Der Vorgang gehöre auf den Prüfstand, forderte Tilo Wirtz, Bauexperte bei den Linken. Es könne nicht sein, dass der Hausbesitzer seinen Verpflichtungen zur Sicherheit der Mieter nicht nachkomme und dafür noch mit dem Freizug seiner Immobilie belohnt werde. „Der millionenschwere Investor macht sich einen schlanken Fuß, während die Mieter und die Allgemeinheit für die Folgen einstehen.“

Einst moderne Architekur - heute ein verwahrloster Klotz im Dresdner Zentrum. Seit Jahren wartet das Haus auf seine Modernisierung. Im Inneren steht vieles leer. Die Flure sind voller Grafitti, es riecht an vielen stellen beißend nach Urin. Trotzdem haben wir uns einmal umgesehen.

Wirtz forderte den Besitzer auf, auf dem Weg der Kulanz die volle Verantwortung für den Zustand des Gebäudes und die daraus resultierenden Folgen zu übernehmen. „Dies umfasst die Beteiligung an der Schadensbegrenzung durch Mithilfe bei der Beschaffung von angemessenem Ersatzwohnraum, die Übernahme der Umzugskosten und auch der Folgekosten für die Mieter. Auch eine Abfindung wäre in Betracht zu ziehen“, so Wirtz. Er forderte das Stadtplanungsamt auf, die vom Investor gewünschte Erhöhung des Gebäudes um zwei Etagen abzulehnen.

Das Bauaufsichtsamt hatte am Mittwoch eine Nutzungsuntersagung zum Schutz der Mieter verfügt. Das Gebäude muss bis Februar 2018 leergezogen werden. Es gebe gravierende brandschutztechnische Mängel in dem Gebäude, in dem es am 25. Mai gebrannt hatte. Die Bauaufsicht hatte schon vor über einem Jahr brandschutztechnische Ertüchtigungsmaßnahmen angeordnet, die der Eigentümer aber nicht ausgeführt hatte. Es war bereits darüber spekuliert worden, dass dies absichtlich geschehen sei, um den Auszug der Mieter zu provozieren. So werde die Baufreiheit für die geplante Sanierung hergestellt.
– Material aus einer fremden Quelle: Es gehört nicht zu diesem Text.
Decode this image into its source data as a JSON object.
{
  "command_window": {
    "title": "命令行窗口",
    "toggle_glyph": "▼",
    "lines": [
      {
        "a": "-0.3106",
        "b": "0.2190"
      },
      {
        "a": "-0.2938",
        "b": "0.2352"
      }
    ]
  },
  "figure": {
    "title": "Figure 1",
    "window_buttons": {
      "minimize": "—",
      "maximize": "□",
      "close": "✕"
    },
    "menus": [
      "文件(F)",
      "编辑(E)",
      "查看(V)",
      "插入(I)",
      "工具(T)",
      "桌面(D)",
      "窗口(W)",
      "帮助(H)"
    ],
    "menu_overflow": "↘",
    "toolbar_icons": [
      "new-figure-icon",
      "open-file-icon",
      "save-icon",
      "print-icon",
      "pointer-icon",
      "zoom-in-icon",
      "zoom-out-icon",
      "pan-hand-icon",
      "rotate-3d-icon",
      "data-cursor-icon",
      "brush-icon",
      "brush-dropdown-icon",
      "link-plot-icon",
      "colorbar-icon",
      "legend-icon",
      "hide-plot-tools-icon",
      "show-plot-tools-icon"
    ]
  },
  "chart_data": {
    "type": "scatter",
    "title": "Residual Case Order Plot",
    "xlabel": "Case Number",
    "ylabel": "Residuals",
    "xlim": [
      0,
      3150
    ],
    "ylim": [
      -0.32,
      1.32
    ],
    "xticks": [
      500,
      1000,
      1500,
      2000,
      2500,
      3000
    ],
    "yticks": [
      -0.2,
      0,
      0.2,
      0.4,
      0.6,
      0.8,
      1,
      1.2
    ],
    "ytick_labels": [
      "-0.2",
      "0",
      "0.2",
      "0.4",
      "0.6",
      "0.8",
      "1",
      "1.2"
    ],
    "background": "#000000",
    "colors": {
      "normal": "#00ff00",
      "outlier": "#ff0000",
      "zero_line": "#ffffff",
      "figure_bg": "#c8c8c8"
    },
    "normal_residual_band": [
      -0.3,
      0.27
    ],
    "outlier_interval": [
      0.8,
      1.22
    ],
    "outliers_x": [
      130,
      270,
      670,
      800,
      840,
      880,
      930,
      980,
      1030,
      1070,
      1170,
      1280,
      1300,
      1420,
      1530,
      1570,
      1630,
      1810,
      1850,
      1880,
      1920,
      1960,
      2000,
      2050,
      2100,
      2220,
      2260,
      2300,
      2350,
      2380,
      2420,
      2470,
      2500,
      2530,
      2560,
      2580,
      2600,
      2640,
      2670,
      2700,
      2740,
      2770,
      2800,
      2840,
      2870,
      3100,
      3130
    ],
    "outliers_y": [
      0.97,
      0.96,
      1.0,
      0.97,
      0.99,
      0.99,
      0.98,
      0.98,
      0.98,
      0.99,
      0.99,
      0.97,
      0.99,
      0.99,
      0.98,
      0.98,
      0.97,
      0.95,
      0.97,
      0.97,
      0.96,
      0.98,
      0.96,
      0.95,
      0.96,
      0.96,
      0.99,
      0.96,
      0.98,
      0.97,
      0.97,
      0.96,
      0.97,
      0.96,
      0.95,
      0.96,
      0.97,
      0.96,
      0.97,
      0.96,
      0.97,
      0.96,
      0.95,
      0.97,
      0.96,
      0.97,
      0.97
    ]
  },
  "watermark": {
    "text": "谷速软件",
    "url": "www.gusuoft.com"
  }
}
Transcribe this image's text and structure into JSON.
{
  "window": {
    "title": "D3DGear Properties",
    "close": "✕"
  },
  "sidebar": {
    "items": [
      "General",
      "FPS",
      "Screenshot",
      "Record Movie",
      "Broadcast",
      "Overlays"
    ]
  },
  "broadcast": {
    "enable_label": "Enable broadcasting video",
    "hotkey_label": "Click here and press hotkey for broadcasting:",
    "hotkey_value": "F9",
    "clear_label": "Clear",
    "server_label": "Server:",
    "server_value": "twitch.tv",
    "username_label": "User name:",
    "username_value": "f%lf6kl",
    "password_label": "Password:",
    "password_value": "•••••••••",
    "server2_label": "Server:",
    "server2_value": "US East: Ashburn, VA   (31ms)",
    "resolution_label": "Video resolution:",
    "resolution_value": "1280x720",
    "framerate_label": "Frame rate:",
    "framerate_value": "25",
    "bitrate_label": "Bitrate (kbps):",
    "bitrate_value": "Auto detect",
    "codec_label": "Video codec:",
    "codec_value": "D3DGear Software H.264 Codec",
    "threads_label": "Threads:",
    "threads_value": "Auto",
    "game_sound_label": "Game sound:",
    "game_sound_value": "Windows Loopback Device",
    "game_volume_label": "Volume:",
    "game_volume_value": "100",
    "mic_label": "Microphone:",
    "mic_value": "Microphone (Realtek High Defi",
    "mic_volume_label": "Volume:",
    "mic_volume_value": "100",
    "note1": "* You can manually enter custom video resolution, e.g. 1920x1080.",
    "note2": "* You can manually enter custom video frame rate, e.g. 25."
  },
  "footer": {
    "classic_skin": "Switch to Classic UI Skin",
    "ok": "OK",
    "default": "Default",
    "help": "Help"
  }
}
In dem 14-Geschosser wohnen noch etwa 40 Mieter.

Die Grünen äußerten sich empört über die Erklärung. „Das ist billiger Populismus und unverschämt“, sagte Fraktionsvorsitzender Thomas Löser. „Die Linken beschuldigen ihre eigene Sozialbürgermeisterin Kris Kaufmann, gemeinsame Sache mit Miethaien zu machen. Das halte ich für völlig unangemessen“, so Löser. Es bestünde eine Gefahr für die Mieter in dem Gebäude. „Der Vorhabenträger für die Sanierung steht in der Pflicht, sich um die Mieter zu kümmern“, so Löser.